Grundlegend geändert hat sich das erst in den vergangenen Jahren, unter anderem seit Steve Jobs dem Android-Lager den „Thermonuclear War“ erklärte und Apple Klagen aus Patenten auf Funktionen wie „slide to unlock“ oder den „bounce back effect“ einreichte. Einige Wettbewerber wehrten sich, indem sie Apple ihrerseits aus Standardpatenten verklagten. Das wiederum führte zum Streit darüber, unter welchen Voraussetzungen Apple ein Recht auf eine Lizenz an diesen Standardpatenten hat. Dieser Streit liegt den kürzlich abgeschlossenen Missbrauchsverfahren der EU-Kommission gegen Motorola und Samsung zugrunde und ist vermutlich noch lange nicht endgültig geklärt. Im Kern geht es dabei um nichts anderes als darum, wer als gutgläubiger Benutzer des Standards eine Lizenz verlangen kann. Auch Elon Musk hat seinen Verzicht auf Patente übrigens auf „gutgläubige“ Benutzer beschränkt, aber offengelassen, wer das eigentlich ist.

Patente in der Automobilindustrie

Auf die Automobilindustrie sind die Beobachtungen aus der IT-Industrie nicht ohne weiteres übertragbar. Zwar werden auch hier viele Patente genutzt, doch ist ihre Bedeutung für die Fahrzeughersteller geringer. Zum einen kommen Schlüsselkomponenten aus etablierten Indus­trien wie Maschinenbau oder Chemie, die seit Jahrzehnten mit dem Patentwesen vertraut sind. Auch lassen längere Entwicklungszyklen mehr Zeit für ausführliche Patentrecherchen. Zum anderen spielt der Patentschutz auf der Ebene der Automobilhersteller nicht die dominierende Rolle, da sich die Produkte im Wettbewerb eher über Qualität und Markenimage abgrenzen. Entscheidend ist nicht die einzelne Erfindung, sondern es sind das stimmige Gesamtpaket und die hohe Qualität zu niedrigen Kosten. Die Kosten können sogar einen Anreiz bieten, Innovationen über Lizenzen an Zulieferer mit Mitbewerbern zu teilen, da höhere Stückzahlen zu niedrigeren Preisen führen.
Durch die enge Zusammenarbeit der großen Hersteller mit einer Vielzahl von Zulieferern auf mehreren Stufen ist die Automobilindustrie zudem gut vernetzt. Das zeigt sich gerade im Bereich der Elektromobilität, in dem auch Wettbewerber in Forschungsprojekten gemeinsam an neuen Technologien arbeiten. Förderprogramme wie die EU-Rahmenprogramme FP7 und Horizon 2020 bieten dafür einen rechtlichen Rahmen und wirtschaftliche Anreize.

Nichts anderes dürfte auch für Tesla gelten. Die Fahrzeuge von Tesla beeindrucken durch schönes Design, hochwertige Fertigung und gute Konzepte.
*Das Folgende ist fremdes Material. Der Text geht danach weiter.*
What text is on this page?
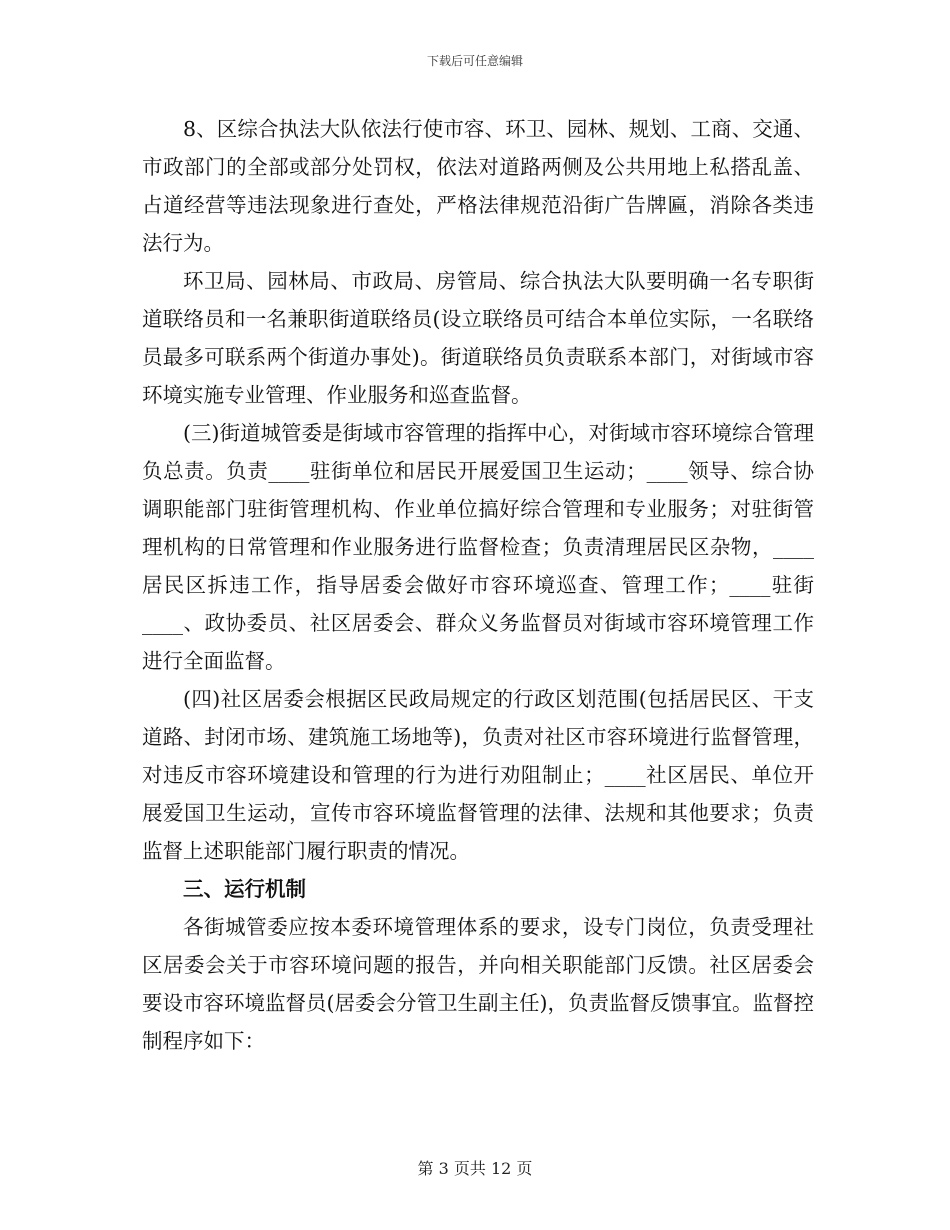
下载后可任意编辑

8、区综合执法大队依法行使市容、环卫、园林、规划、工商、交通、市政部门的全部或部分处罚权，依法对道路两侧及公共用地上私搭乱盖、占道经营等违法现象进行查处，严格法律规范沿街广告牌匾，消除各类违法行为。

环卫局、园林局、市政局、房管局、综合执法大队要明确一名专职街道联络员和一名兼职街道联络员(设立联络员可结合本单位实际，一名联络员最多可联系两个街道办事处)。街道联络员负责联系本部门，对街域市容环境实施专业管理、作业服务和巡查监督。

(三)街道城管委是街域市容管理的指挥中心，对街域市容环境综合管理负总责。负责____驻街单位和居民开展爱国卫生运动；____领导、综合协调职能部门驻街管理机构、作业单位搞好综合管理和专业服务；对驻街管理机构的日常管理和作业服务进行监督检查；负责清理居民区杂物，____居民区拆违工作，指导居委会做好市容环境巡查、管理工作；____驻街____、政协委员、社区居委会、群众义务监督员对街域市容环境管理工作进行全面监督。

(四)社区居委会根据区民政局规定的行政区划范围(包括居民区、干支道路、封闭市场、建筑施工场地等)，负责对社区市容环境进行监督管理，对违反市容环境建设和管理的行为进行劝阻制止；____社区居民、单位开展爱国卫生运动，宣传市容环境监督管理的法律、法规和其他要求；负责监督上述职能部门履行职责的情况。

三、运行机制

各街城管委应按本委环境管理体系的要求，设专门岗位，负责受理社区居委会关于市容环境问题的报告，并向相关职能部门反馈。社区居委会要设市容环境监督员(居委会分管卫生副主任)，负责监督反馈事宜。监督控制程序如下：

第 3 页共 12 页
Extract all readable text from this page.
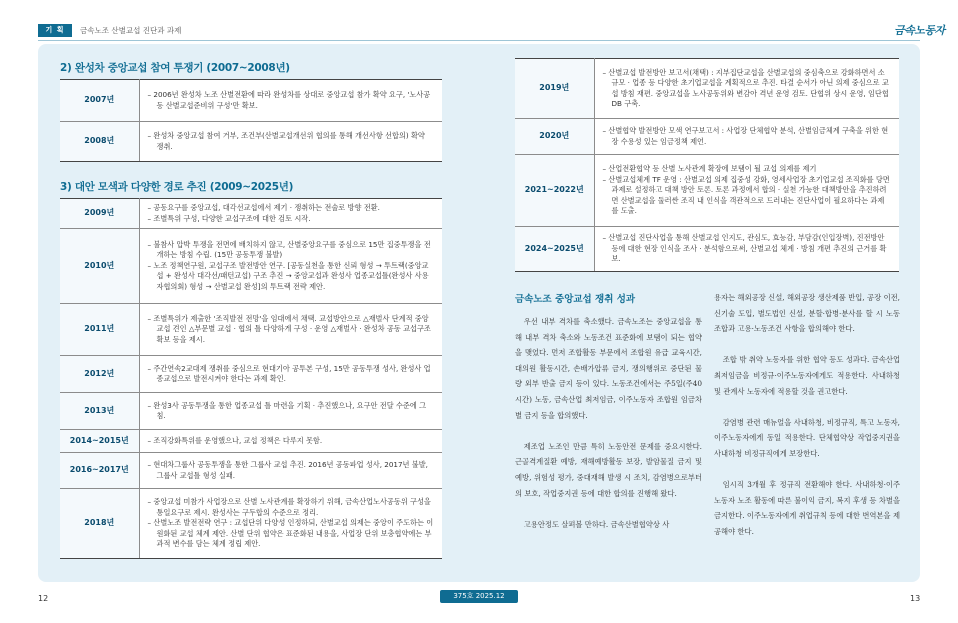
기 획	금속노조 산별교섭 진단과 과제	금속노동자
2) 완성차 중앙교섭 참여 투쟁기 (2007~2008년)
2007년	– 2006년 완성차 노조 산별전환에 따라 완성차를 상대로 중앙교섭 참가 확약 요구, '노사공동 산별교섭준비위 구성'만 확보.

2008년	– 완성차 중앙교섭 참여 거부, 조건부(산별교섭개선위 협의를 통해 개선사항 선합의) 확약 쟁취.
3) 대안 모색과 다양한 경로 추진 (2009~2025년)
2009년	– 공동요구를 중앙교섭, 대각선교섭에서 제기 · 쟁취하는 전술로 방향 전환.
– 조별특위 구성, 다양한 교섭구조에 대한 검토 시작.

2010년	– 불참사 압박 투쟁을 전면에 배치하지 않고, 산별중앙요구를 중심으로 15만 집중투쟁을 전개하는 방침 수립. (15만 공동투쟁 불발)
– 노조 정책연구원, 교섭구조 발전방안 연구. [공동실천을 통한 신뢰 형성 → 투트랙(중앙교섭 + 완성사 대각선/패턴교섭) 구조 추진 → 중앙교섭과 완성사 업종교섭틀(완성사 사용자협의회) 형성 → 산별교섭 완성]의 투트랙 전략 제안.

2011년	– 조별특위가 제출한 '조직발전 전망'을 임대에서 채택. 교섭방안으로 △재벌사 단계적 중앙교섭 견인 △부문별 교섭 · 협의 틀 다양하게 구성 · 운영 △재벌사 · 완성차 공동 교섭구조 확보 등을 제시.

2012년	– 주간연속2교대제 쟁취를 중심으로 현대기아 공투본 구성, 15만 공동투쟁 성사, 완성사 업종교섭으로 발전시켜야 한다는 과제 확인.

2013년	– 완성3사 공동투쟁을 통한 업종교섭 틀 마련을 기획 · 추진했으나, 요구안 전달 수준에 그침.

2014~2015년	– 조직강화특위를 운영했으나, 교섭 정책은 다루지 못함.

2016~2017년	– 현대차그룹사 공동투쟁을 통한 그룹사 교섭 추진. 2016년 공동파업 성사, 2017년 불발, 그룹사 교섭틀 형성 실패.

2018년	– 중앙교섭 미참가 사업장으로 산별 노사관계를 확장하기 위해, 금속산업노사공동위 구성을 통일요구로 제시. 완성사는 구두합의 수준으로 정리.
– 산별노조 발전전략 연구 : 교섭단위 다양성 인정하되, 산별교섭 의제는 중앙이 주도하는 이원화된 교섭 체계 제안. 산별 단위 협약은 표준화된 내용을, 사업장 단위 보충협약에는 부과적 변수를 담는 체계 정립 제안.
2019년	– 산별교섭 발전방안 보고서(채택) : 지부집단교섭을 산별교섭의 중심축으로 강화하면서 소규모 · 업종 등 다양한 초기업교섭을 계획적으로 추진. 타결 순서가 아닌 의제 중심으로 교섭 방침 재편. 중앙교섭을 노사공동위와 변감아 격년 운영 검토. 단협위 상시 운영, 임단협DB 구축.

2020년	– 산별협약 발전방안 모색 연구보고서 : 사업장 단체협약 분석, 산별임금체계 구축을 위한 현장 수용성 있는 임금정책 제언.

2021~2022년	– 산업전환협약 등 산별 노사관계 확장에 보탬이 될 교섭 의제를 제기
– 산별교섭체계 TF 운영 : 산별교섭 의제 집중성 강화, 영세사업장 초기업교섭 조직화를 당면 과제로 설정하고 대책 방안 토론. 토론 과정에서 합의 · 실천 가능한 대책방안을 추진하려면 산별교섭을 둘러싼 조직 내 인식을 객관적으로 드러내는 진단사업이 필요하다는 과제를 도출.

2024~2025년	– 산별교섭 진단사업을 통해 산별교섭 인지도, 관심도, 효능감, 부담감(인입장벽), 진전방안 등에 대한 현장 인식을 조사 · 분석함으로써, 산별교섭 체계 · 방침 개편 추진의 근거를 확보.
금속노조 중앙교섭 쟁취 성과

우선 내부 격차를 축소했다. 금속노조는 중앙교섭을 통해 내부 격차 축소와 노동조건 표준화에 보탬이 되는 협약을 맺었다. 먼저 조합활동 부문에서 조합원 유급 교육시간, 대의원 활동시간, 손배가압류 금지, 쟁의행위로 중단된 물량 외부 반출 금지 등이 있다. 노동조건에서는 주5일(주40시간) 노동, 금속산업 최저임금, 이주노동자 조합원 임금차별 금지 등을 합의했다.

제조업 노조인 만큼 특히 노동안전 문제를 중요시한다. 근골격계질환 예방, 재해예방활동 보장, 발암물질 금지 및 예방, 위험성 평가, 중대재해 발생 시 조치, 감염병으로부터의 보호, 작업중지권 등에 대한 합의를 진행해 왔다.

고용안정도 살펴볼 만하다. 금속산별협약상 사

용자는 해외공장 신설, 해외공장 생산제품 반입, 공장 이전, 신기술 도입, 별도법인 신설, 분할·합병·분사를 할 시 노동조합과 고용·노동조건 사항을 합의해야 한다.

조합 밖 취약 노동자를 위한 협약 등도 성과다. 금속산업 최저임금을 비정규·이주노동자에게도 적용한다. 사내하청 및 관계사 노동자에 적용할 것을 권고한다.

감염병 관련 매뉴얼을 사내하청, 비정규직, 특고 노동자, 이주노동자에게 동일 적용한다. 단체협약상 작업중지권을 사내하청 비정규직에게 보장한다.

임시직 3개월 후 정규직 전환해야 한다. 사내하청·이주노동자 노조 활동에 따른 불이익 금지, 복지 후생 등 차별을 금지한다. 이주노동자에게 취업규칙 등에 대한 번역본을 제공해야 한다.

12	375호 2025.12	13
Ohne wesentlich größere Stückzahlen dürfte sich das aber auf Dauer nicht rechnen. In den zu geringen Stückzahlen liegt die eigentliche Herausforderung für das Elektroauto, nicht in Blockaden durch Patente. Dass der Markt für Elektroautos mit Hilfe der Patente von Tesla revolutioniert werden könnte, steht also nicht zu erwarten. Auch rechtlich geht der Verzicht von Tesla kaum über das hinaus, was zum Teil ohnehin schon praktiziert wird. Tesla hat aber ein starkes Zeichen für Kooperation in einem Markt gesetzt, der vermutlich nur funktionieren kann, wenn alle zusammen mehr Fahrzeuge verkaufen.